An accident which blocked all four of the Southern Motorway's southbound lanes forced major roads to back up throughout the city. Photo / Brett Phibbs 

An accident which blocked all four of the Southern Motorway's southbound lanes forced major roads to back up throughout the city last week. Photo / Brett Phibbs 

Auckland's worst traffic gridlock for years was caused by an extra squeeze of pressure on a stretched transport network - and it is not over yet.
Although the city has struggled through its busiest traffic week of the year, culminating in Thursday's chaos after a serious crash closed all four southbound lanes of the main motorway out of town, Auckland Transport warns of a difficult weekend.
It is urging Aucklanders and their visitors to consider using public transport or share car rides with friends or neighbours as hundreds of thousands of people throng to a raft of events over the weekend.
Commuters stewed in traffic queues over three successive afternoons, but the longest were caused by the cascading impact of a 2-hour closure of Newmarket Viaduct's southbound carriageway at the height of Thursday's peak travel period.

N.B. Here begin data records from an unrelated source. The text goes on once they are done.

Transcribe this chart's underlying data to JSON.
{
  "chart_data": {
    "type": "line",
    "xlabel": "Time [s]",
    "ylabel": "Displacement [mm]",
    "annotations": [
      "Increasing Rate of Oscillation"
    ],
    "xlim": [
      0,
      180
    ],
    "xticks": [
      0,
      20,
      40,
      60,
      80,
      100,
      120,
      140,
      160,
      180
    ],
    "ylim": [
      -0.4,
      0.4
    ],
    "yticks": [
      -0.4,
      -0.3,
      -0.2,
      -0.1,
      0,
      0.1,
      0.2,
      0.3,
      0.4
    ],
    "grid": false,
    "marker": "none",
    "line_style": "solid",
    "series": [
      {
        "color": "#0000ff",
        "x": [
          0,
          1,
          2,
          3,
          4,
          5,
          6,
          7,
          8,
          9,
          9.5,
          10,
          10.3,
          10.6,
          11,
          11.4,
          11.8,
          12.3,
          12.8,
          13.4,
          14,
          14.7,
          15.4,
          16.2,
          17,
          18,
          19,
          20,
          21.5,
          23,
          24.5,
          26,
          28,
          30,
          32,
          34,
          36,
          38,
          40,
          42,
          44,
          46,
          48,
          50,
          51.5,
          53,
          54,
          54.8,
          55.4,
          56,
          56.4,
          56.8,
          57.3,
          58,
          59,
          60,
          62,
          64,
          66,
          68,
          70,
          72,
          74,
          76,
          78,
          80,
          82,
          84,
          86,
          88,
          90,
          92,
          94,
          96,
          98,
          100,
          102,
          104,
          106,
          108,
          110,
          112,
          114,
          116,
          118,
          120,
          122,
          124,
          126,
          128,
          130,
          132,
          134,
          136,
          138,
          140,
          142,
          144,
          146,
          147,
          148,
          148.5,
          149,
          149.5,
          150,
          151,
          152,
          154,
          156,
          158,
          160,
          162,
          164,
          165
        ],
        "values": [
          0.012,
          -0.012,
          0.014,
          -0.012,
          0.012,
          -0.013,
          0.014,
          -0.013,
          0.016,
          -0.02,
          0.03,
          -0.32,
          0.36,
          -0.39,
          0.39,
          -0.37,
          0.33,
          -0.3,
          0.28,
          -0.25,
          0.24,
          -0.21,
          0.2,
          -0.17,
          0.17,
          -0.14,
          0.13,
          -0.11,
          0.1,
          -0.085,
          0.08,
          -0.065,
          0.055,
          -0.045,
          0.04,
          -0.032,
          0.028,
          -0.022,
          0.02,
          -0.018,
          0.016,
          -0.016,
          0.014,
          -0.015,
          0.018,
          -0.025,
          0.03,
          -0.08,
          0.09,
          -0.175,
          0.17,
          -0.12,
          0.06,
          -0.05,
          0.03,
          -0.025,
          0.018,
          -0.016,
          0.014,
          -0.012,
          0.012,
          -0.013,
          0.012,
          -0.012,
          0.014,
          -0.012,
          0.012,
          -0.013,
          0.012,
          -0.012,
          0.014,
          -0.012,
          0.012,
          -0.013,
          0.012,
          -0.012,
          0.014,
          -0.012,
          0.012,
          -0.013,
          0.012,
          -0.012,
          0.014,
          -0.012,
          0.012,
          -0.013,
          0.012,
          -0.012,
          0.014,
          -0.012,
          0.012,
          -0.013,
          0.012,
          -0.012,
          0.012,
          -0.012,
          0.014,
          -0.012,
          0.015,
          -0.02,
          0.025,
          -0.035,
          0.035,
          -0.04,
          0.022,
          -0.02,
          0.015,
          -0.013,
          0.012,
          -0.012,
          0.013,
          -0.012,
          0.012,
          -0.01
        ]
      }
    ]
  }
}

The viaduct is the country's busiest section of motorway, normally carrying 7000 southbound vehicles an hour during afternoon peaks, and the closure from a serious crash could not have come at a worst time for what the Transport Agency acknowledges is a highly sensitive urban traffic network.
"We have a really, really sensitive network because of the traffic volumes and the limitations of geography in a harbour-borne city,"
regional traffic operations manager Kathryn Musgrave told the Weekend Herald.
"This happened at 3.50pm, right smack in the peak, so it was during the worst time."
Not only that, but Auckland Transport says this was already the busiest traffic week of the year, as students hasten to the first classes of term joined other commuters trying to make an earnest start back at work from the summer holidays.
The phenomenon known as "March madness" happens every year, and tends to ease off after the first frenzied week, but Automobile Association traffic spokesman Phil Allen says he has never seen a worst example of gridlock than on Thursday afternoon.
"When you have your biggest traffic arterial flowing out of the centre of the city suddenly stopped, it's like a river," he said.
"You block a river and the water just keeps building up and up with a ripple effect coming back and back and it tries to ooze out into other tributaries and blocks up those.
"The whole network got constrained and blocked itself."
Ms Musgrave said recent major projects such as the Victoria Park motorway tunnel and the Newmarket Viaduct replacement had increased capacity in the network, and improved the reliability of journey times during most times of day.
But she said all big cities suffered congestion during peak periods, and there was no way to design a network of constantly free-flowing traffic without ending up with "20 lanes of motorway".
The best her organisation could do was to keep developing a range of travel choices for people by investing in projects such as rail electrification and busways, and improving lines of communication to give drivers early knowledge of unplanned incidents, so they could alter travel plans.